Mexican National Sentenced to Nine Years in Federal Prison
for Trafficking Methamphetamine in San Juan County

FOR IMMEDIATE RELEASE
April 24, 2014

ALBUQUERQUE – Pricilo Garcia-Jimenez, 41, a Mexican national from Oaxaca, Mexico, was sentenced this afternoon to 108 months in federal prison for his methamphetamine trafficking conviction.  Garcia-Jimenez will be deported after he completes his prison sentence.  The sentence was announced by Acting U.S. Attorney Damon P. Martinez, Special Agent in Charge Dennis A. Ulrich, II, of Homeland Security Investigations (HSI) in El Paso, Texas, and Lt. Neil Haws, Director of the HIDTA Region II Narcotics Task Force.

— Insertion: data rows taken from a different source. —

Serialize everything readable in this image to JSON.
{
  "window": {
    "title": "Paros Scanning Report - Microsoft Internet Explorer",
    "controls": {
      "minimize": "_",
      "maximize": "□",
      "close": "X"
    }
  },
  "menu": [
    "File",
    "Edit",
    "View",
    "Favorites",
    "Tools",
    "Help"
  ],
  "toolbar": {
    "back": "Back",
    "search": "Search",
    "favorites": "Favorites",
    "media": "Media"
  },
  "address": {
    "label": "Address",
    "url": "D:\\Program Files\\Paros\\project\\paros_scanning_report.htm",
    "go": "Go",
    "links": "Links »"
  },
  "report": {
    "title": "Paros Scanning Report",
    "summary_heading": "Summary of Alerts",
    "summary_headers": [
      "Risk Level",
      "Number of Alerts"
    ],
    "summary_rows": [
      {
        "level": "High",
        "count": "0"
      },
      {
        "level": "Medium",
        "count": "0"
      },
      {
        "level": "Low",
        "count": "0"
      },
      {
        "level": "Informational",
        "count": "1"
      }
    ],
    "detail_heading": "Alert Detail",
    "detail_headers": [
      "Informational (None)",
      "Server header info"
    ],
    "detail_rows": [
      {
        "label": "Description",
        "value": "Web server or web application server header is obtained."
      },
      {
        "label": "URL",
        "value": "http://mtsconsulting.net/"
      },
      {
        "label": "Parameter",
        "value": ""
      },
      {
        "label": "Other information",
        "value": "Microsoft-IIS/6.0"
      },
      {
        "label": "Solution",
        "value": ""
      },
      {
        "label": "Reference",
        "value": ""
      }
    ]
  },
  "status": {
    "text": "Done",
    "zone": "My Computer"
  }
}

Garcia-Jimenez, an undocumented alien illegally present in the United States, was arrested on May 22, 2012, on a criminal complaint alleging methamphetamine trafficking charges.  In July 2012, a five-count indictment was filed charging Garcia-Jimenez with distributing methamphetamine in San Juan County, N.M., on five separate occasions between Nov. 2011 and April 2012.

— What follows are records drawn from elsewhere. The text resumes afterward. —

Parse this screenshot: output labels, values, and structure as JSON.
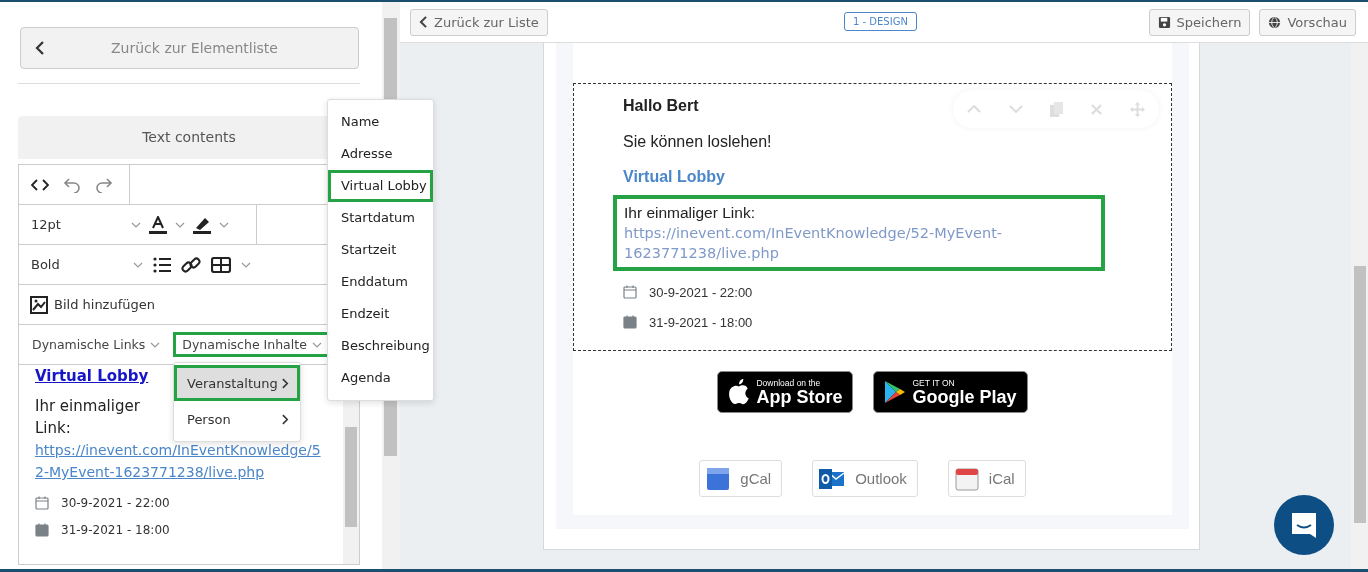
{
  "left_panel": {
    "back_button": "Zurück zur Elementliste",
    "section_title": "Text contents",
    "toolbar": {
      "font_size": "12pt",
      "font_weight": "Bold",
      "image_button": "Bild hinzufügen",
      "dropdowns": [
        {
          "label": "Dynamische Links",
          "highlighted": false
        },
        {
          "label": "Dynamische Inhalte",
          "highlighted": true
        }
      ]
    },
    "editor_content": {
      "heading": "Virtual Lobby",
      "link_prefix": "Ihr einmaliger Link:",
      "link_url": "https://inevent.com/InEventKnowledge/52-MyEvent-1623771238/live.php",
      "dates": [
        {
          "text": "30-9-2021 - 22:00",
          "kind": "start"
        },
        {
          "text": "31-9-2021 - 18:00",
          "kind": "end"
        }
      ]
    },
    "submenu": [
      {
        "label": "Veranstaltung",
        "selected": true,
        "highlighted": true
      },
      {
        "label": "Person",
        "selected": false,
        "highlighted": false
      }
    ],
    "flyout_menu": [
      {
        "label": "Name",
        "highlighted": false
      },
      {
        "label": "Adresse",
        "highlighted": false
      },
      {
        "label": "Virtual Lobby",
        "highlighted": true
      },
      {
        "label": "Startdatum",
        "highlighted": false
      },
      {
        "label": "Startzeit",
        "highlighted": false
      },
      {
        "label": "Enddatum",
        "highlighted": false
      },
      {
        "label": "Endzeit",
        "highlighted": false
      },
      {
        "label": "Beschreibung",
        "highlighted": false
      },
      {
        "label": "Agenda",
        "highlighted": false
      }
    ]
  },
  "top_bar": {
    "back_button": "Zurück zur Liste",
    "step_badge": "1 - DESIGN",
    "save_button": "Speichern",
    "preview_button": "Vorschau"
  },
  "email": {
    "greeting": "Hallo Bert",
    "message": "Sie können loslehen!",
    "heading": "Virtual Lobby",
    "link_prefix": "Ihr einmaliger Link:",
    "link_url": "https://inevent.com/InEventKnowledge/52-MyEvent-1623771238/live.php",
    "link_highlighted": true,
    "dates": [
      {
        "text": "30-9-2021 - 22:00",
        "kind": "start"
      },
      {
        "text": "31-9-2021 - 18:00",
        "kind": "end"
      }
    ],
    "store_badges": [
      {
        "kind": "apple",
        "small": "Download on the",
        "big": "App Store"
      },
      {
        "kind": "google",
        "small": "GET IT ON",
        "big": "Google Play"
      }
    ],
    "calendar_buttons": [
      {
        "kind": "google",
        "label": "gCal"
      },
      {
        "kind": "outlook",
        "label": "Outlook"
      },
      {
        "kind": "apple",
        "label": "iCal"
      }
    ]
  }
}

On Aug. 29, 2013, Garcia-Jimenez pled guilty to five methamphetamine distribution charges.  In his plea agreement, Garcia-Jimenez admitted distributing methamphetamine to an undercover officer on five separate occasions between Nov. 2011 and April 2012.  Specifically, Garcia Jimenez admitted distributing 69.4 grams of methamphetamine to the undercover agent on Nov. 30, 2011.  Garcia-Jimenez also admitted distributing more than five grams of methamphetamine to the undercover agent on Feb. 23, 2012, March 28, 2012, April 5, 2012 and April 29, 2012.  He further admitted distributing methamphetamine to others on Sept. 29, 2011, Oct. 19, 2011, Nov. 2, 2011 and Nov. 17, 2011.

This case was investigated by the Albuquerque office of HSI and the HIDTA Region II Narcotics Task Force and was prosecuted by Assistant U.S. Attorney Nicholas J. Ganjei.

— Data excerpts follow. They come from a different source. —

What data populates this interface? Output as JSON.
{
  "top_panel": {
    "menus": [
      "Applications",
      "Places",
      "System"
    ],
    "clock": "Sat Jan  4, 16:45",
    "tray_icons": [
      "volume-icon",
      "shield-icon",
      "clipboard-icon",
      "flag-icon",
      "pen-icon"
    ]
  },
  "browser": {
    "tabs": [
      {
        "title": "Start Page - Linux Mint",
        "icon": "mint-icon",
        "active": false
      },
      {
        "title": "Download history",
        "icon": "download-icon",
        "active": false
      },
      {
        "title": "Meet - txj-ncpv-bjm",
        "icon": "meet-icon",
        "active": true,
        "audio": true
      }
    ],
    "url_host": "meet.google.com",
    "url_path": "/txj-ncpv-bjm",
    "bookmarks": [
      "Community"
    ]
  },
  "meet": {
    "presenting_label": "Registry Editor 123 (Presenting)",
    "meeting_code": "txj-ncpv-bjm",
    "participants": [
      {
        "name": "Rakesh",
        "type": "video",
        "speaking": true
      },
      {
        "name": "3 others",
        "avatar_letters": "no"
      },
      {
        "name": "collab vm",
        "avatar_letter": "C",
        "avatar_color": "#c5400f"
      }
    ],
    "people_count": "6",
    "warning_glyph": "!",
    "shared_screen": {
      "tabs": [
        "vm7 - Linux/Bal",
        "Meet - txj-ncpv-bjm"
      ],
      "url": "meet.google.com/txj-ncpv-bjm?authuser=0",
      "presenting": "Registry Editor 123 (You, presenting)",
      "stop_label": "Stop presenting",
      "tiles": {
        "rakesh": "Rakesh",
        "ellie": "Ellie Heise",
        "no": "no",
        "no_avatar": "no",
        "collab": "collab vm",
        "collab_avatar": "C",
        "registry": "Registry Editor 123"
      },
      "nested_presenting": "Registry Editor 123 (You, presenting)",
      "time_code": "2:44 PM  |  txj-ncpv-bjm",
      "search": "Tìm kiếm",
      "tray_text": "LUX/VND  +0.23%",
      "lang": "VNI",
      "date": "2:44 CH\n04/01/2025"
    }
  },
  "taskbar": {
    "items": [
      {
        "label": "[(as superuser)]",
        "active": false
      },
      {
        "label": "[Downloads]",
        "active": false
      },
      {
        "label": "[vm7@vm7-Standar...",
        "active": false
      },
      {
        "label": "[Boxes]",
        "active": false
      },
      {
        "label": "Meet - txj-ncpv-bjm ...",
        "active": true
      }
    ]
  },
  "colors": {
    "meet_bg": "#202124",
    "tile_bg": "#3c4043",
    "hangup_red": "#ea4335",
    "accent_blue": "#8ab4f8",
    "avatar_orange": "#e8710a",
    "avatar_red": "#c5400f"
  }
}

The Region II HIDTA Narcotics Task Force is comprised of officers from the Farmington Police Department, San Juan County Sheriff’s Office, Bloomfield Police Department and Aztec Police Department.  It is part of the High Intensity Drug Trafficking Areas (HIDTA) program which was created by Congress with the Anti-Drug Abuse Act of 1988.  HIDTA is a program of the White House Office of National Drug Control Policy (ONDCP) which provides assistance to federal, state, local and tribal law enforcement agencies operating in areas determined to be critical drug-trafficking regions of the United States and seeks to reduce drug trafficking and production by facilitating coordinated law enforcement activities and information sharing.